Dernière mise à jour : 13 janv. 2022
La semaine dernière, Lyse de Quillacq m'a interviewé pour son podcast Innover dans le monde de l'art et elle m'a posé une très bonne question : Qu'est-ce que tu aimes dans une oeuvre d'art ? Si elle m'avait posé la même question un mois avant, ma réponse aurait certainement été très différente. D'ailleurs, la réponse que j'avais formulé dans mon livre, Les question bêtes de l'art, n'est pas celle que je vais vous proposer aujourd'hui. Il y quelques semaines, une phrase de Marina Abramovic dans son autobiographie Traverser les murs : Mémoire, m'a bouleversé :
"Si l’art n’est que politique, il se transforme en journal. La nouveauté dure un jour, et le lendemain c’est du réchauffé. Seules de nombreuses couches de sens peuvent assurer sa longévité - la société puise ainsi dans l’oeuvre ce dont elle a besoin au fil du temps."

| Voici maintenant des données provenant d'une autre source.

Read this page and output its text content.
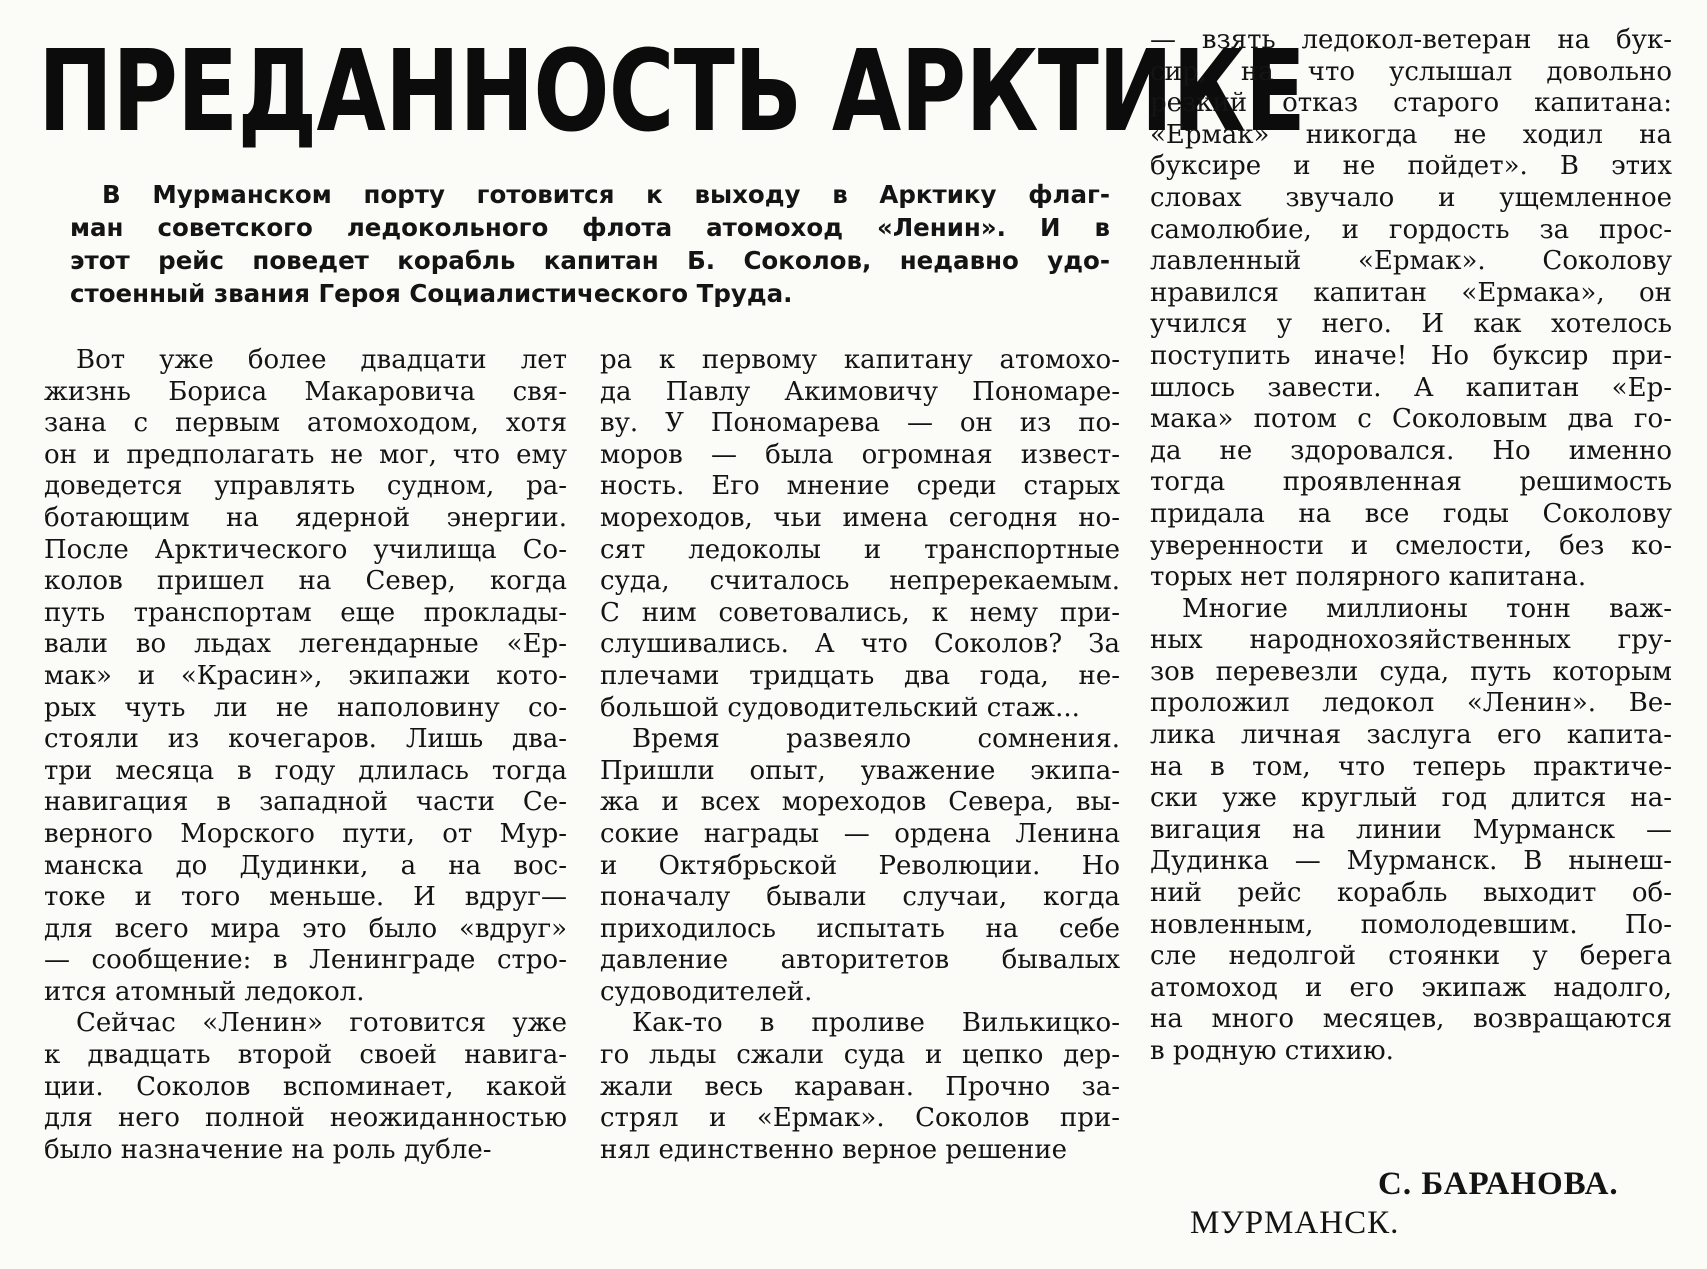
ПРЕДАННОСТЬ АРКТИКЕ
В Мурманском порту готовится к выходу в Арктику флаг-
ман советского ледокольного флота атомоход «Ленин». И в
этот рейс поведет корабль капитан Б. Соколов, недавно удо-
стоенный звания Героя Социалистического Труда.
Вот уже более двадцати лет
жизнь Бориса Макаровича свя-
зана с первым атомоходом, хотя
он и предполагать не мог, что ему
доведется управлять судном, ра-
ботающим на ядерной энергии.
После Арктического училища Со-
колов пришел на Север, когда
путь транспортам еще проклады-
вали во льдах легендарные «Ер-
мак» и «Красин», экипажи кото-
рых чуть ли не наполовину со-
стояли из кочегаров. Лишь два-
три месяца в году длилась тогда
навигация в западной части Се-
верного Морского пути, от Мур-
манска до Дудинки, а на вос-
токе и того меньше. И вдруг—
для всего мира это было «вдруг»
— сообщение: в Ленинграде стро-
ится атомный ледокол.
Сейчас «Ленин» готовится уже
к двадцать второй своей навига-
ции. Соколов вспоминает, какой
для него полной неожиданностью
было назначение на роль дубле-
ра к первому капитану атомохо-
да Павлу Акимовичу Пономаре-
ву. У Пономарева — он из по-
моров — была огромная извест-
ность. Его мнение среди старых
мореходов, чьи имена сегодня но-
сят ледоколы и транспортные
суда, считалось непререкаемым.
С ним советовались, к нему при-
слушивались. А что Соколов? За
плечами тридцать два года, не-
большой судоводительский стаж...
Время развеяло сомнения.
Пришли опыт, уважение экипа-
жа и всех мореходов Севера, вы-
сокие награды — ордена Ленина
и Октябрьской Революции. Но
поначалу бывали случаи, когда
приходилось испытать на себе
давление авторитетов бывалых
судоводителей.
Как-то в проливе Вилькицко-
го льды сжали суда и цепко дер-
жали весь караван. Прочно за-
стрял и «Ермак». Соколов при-
нял единственно верное решение
— взять ледокол-ветеран на бук-
сир, на что услышал довольно
резкий отказ старого капитана:
«Ермак» никогда не ходил на
буксире и не пойдет». В этих
словах звучало и ущемленное
самолюбие, и гордость за прос-
лавленный «Ермак». Соколову
нравился капитан «Ермака», он
учился у него. И как хотелось
поступить иначе! Но буксир при-
шлось завести. А капитан «Ер-
мака» потом с Соколовым два го-
да не здоровался. Но именно
тогда проявленная решимость
придала на все годы Соколову
уверенности и смелости, без ко-
торых нет полярного капитана.
Многие миллионы тонн важ-
ных народнохозяйственных гру-
зов перевезли суда, путь которым
проложил ледокол «Ленин». Ве-
лика личная заслуга его капита-
на в том, что теперь практиче-
ски уже круглый год длится на-
вигация на линии Мурманск —
Дудинка — Мурманск. В нынеш-
ний рейс корабль выходит об-
новленным, помолодевшим. По-
сле недолгой стоянки у берега
атомоход и его экипаж надолго,
на много месяцев, возвращаются
в родную стихию.
С. БАРАНОВА.
МУРМАНСК.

J'ai découvert la philosophie avant de m'intéresser à l'art, alors j'ai tendance à aborder ce type de questions à travers les grands philosophes. Jusqu'à présent j'étais très influencée par le principe de l'existentialisme. Dans Qu’est-ce que la littérature (1948), Sartre affirme que “l’art n’a jamais été du côté des puristes.” Il souligne ainsi que le véritable art vise d’abord un engagement dont le but premier est le changement du destin de toute société. Pour comprendre la figure sartrienne de l’artiste engagé, il faut se pencher sur la philosophie de l’existentialisme démocratisée par Sartre. L’engagement, parce qu’il suppose la liberté dans sa nature profonde, induit inévitablement la prise d’une décision que l’individu n’était pas contraint de prendre. Aussi, puisque l'humain est condamné à être libre et sans cesse appelé à choisir entre différents possibles, on ne peut pas, pour Sartre, ne pas être engagé. Personne ne peut prétendre à la neutralité car le refus même de “choisir” résulte déjà d’un choix : celui de ne pas choisir.

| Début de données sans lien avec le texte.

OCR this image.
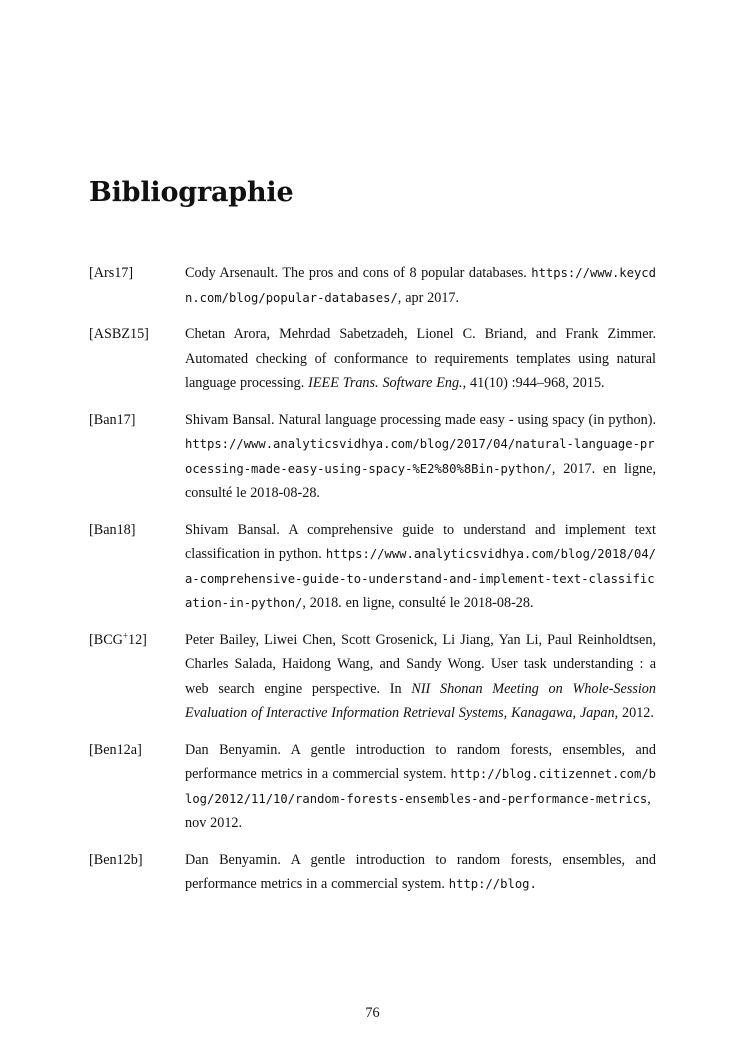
Bibliographie
[Ars17]	Cody Arsenault. The pros and cons of 8 popular databases. https://www.keycdn.com/blog/popular-databases/, apr 2017.
[ASBZ15]	Chetan Arora, Mehrdad Sabetzadeh, Lionel C. Briand, and Frank Zimmer. Automated checking of conformance to requirements templates using natural language processing. IEEE Trans. Software Eng., 41(10) :944–968, 2015.
[Ban17]	Shivam Bansal. Natural language processing made easy - using spacy (in python). https://www.analyticsvidhya.com/blog/2017/04/natural-language-processing-made-easy-using-spacy-%E2%80%8Bin-python/, 2017. en ligne, consulté le 2018-08-28.
[Ban18]	Shivam Bansal. A comprehensive guide to understand and implement text classification in python. https://www.analyticsvidhya.com/blog/2018/04/a-comprehensive-guide-to-understand-and-implement-text-classification-in-python/, 2018. en ligne, consulté le 2018-08-28.
[BCG+12]	Peter Bailey, Liwei Chen, Scott Grosenick, Li Jiang, Yan Li, Paul Reinholdtsen, Charles Salada, Haidong Wang, and Sandy Wong. User task understanding : a web search engine perspective. In NII Shonan Meeting on Whole-Session Evaluation of Interactive Information Retrieval Systems, Kanagawa, Japan, 2012.
[Ben12a]	Dan Benyamin. A gentle introduction to random forests, ensembles, and performance metrics in a commercial system. http://blog.citizennet.com/blog/2012/11/10/random-forests-ensembles-and-performance-metrics, nov 2012.
[Ben12b]	Dan Benyamin. A gentle introduction to random forests, ensembles, and performance metrics in a commercial system. http://blog.
76
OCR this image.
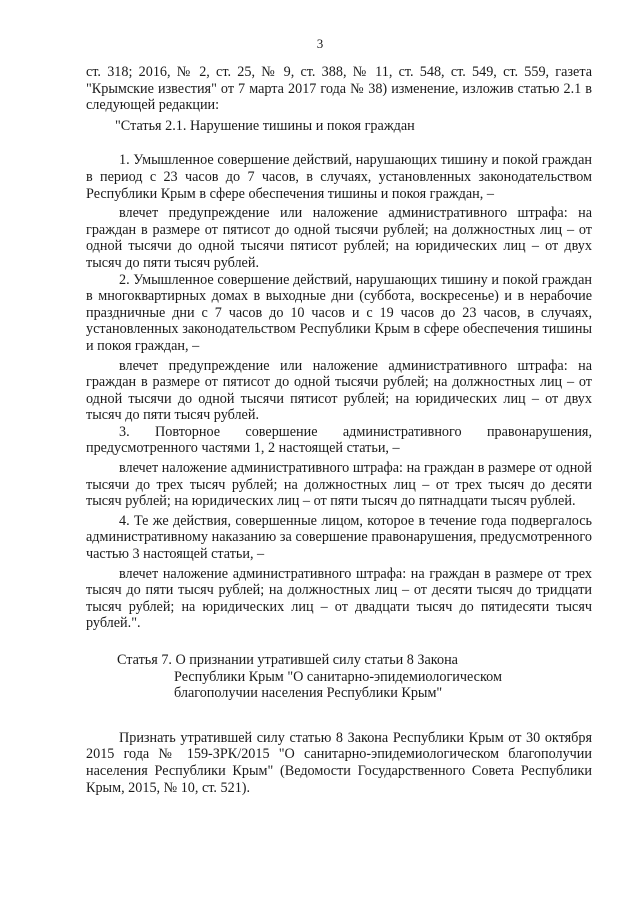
3

ст. 318; 2016, № 2, ст. 25, № 9, ст. 388, № 11, ст. 548, ст. 549, ст. 559, газета "Крымские известия" от 7 марта 2017 года № 38) изменение, изложив статью 2.1 в следующей редакции:

"Статья 2.1. Нарушение тишины и покоя граждан

1. Умышленное совершение действий, нарушающих тишину и покой граждан в период с 23 часов до 7 часов, в случаях, установленных законодательством Республики Крым в сфере обеспечения тишины и покоя граждан, –

влечет предупреждение или наложение административного штрафа: на граждан в размере от пятисот до одной тысячи рублей; на должностных лиц – от одной тысячи до одной тысячи пятисот рублей; на юридических лиц – от двух тысяч до пяти тысяч рублей.

2. Умышленное совершение действий, нарушающих тишину и покой граждан в многоквартирных домах в выходные дни (суббота, воскресенье) и в нерабочие праздничные дни с 7 часов до 10 часов и с 19 часов до 23 часов, в случаях, установленных законодательством Республики Крым в сфере обеспечения тишины и покоя граждан, –

влечет предупреждение или наложение административного штрафа: на граждан в размере от пятисот до одной тысячи рублей; на должностных лиц – от одной тысячи до одной тысячи пятисот рублей; на юридических лиц – от двух тысяч до пяти тысяч рублей.

3. Повторное совершение административного правонарушения, предусмотренного частями 1, 2 настоящей статьи, –

влечет наложение административного штрафа: на граждан в размере от одной тысячи до трех тысяч рублей; на должностных лиц – от трех тысяч до десяти тысяч рублей; на юридических лиц – от пяти тысяч до пятнадцати тысяч рублей.

4. Те же действия, совершенные лицом, которое в течение года подвергалось административному наказанию за совершение правонарушения, предусмотренного частью 3 настоящей статьи, –

влечет наложение административного штрафа: на граждан в размере от трех тысяч до пяти тысяч рублей; на должностных лиц – от десяти тысяч до тридцати тысяч рублей; на юридических лиц – от двадцати тысяч до пятидесяти тысяч рублей.".

Статья 7. О признании утратившей силу статьи 8 Закона
Республики Крым "О санитарно-эпидемиологическом
благополучии населения Республики Крым"

Признать утратившей силу статью 8 Закона Республики Крым от 30 октября 2015 года № 159-ЗРК/2015 "О санитарно-эпидемиологическом благополучии населения Республики Крым" (Ведомости Государственного Совета Республики Крым, 2015, № 10, ст. 521).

C'est à travers cette idée que j'ai construit mon goût pour les œuvres d'art engagées. Mais en réalité, je comprends aujourd'hui que les œuvres que j'aime, vont bien au-delà de cette idée. Leur portée ne peut être que politique, il y a quelque chose de bien plus profond dans les œuvres que j'aime. Quelque chose qui dépasse les convictions politiques, qui touche au cœur, aux trippes, aux valeurs. Il y a un lien intime, qui se créé au fil du temps.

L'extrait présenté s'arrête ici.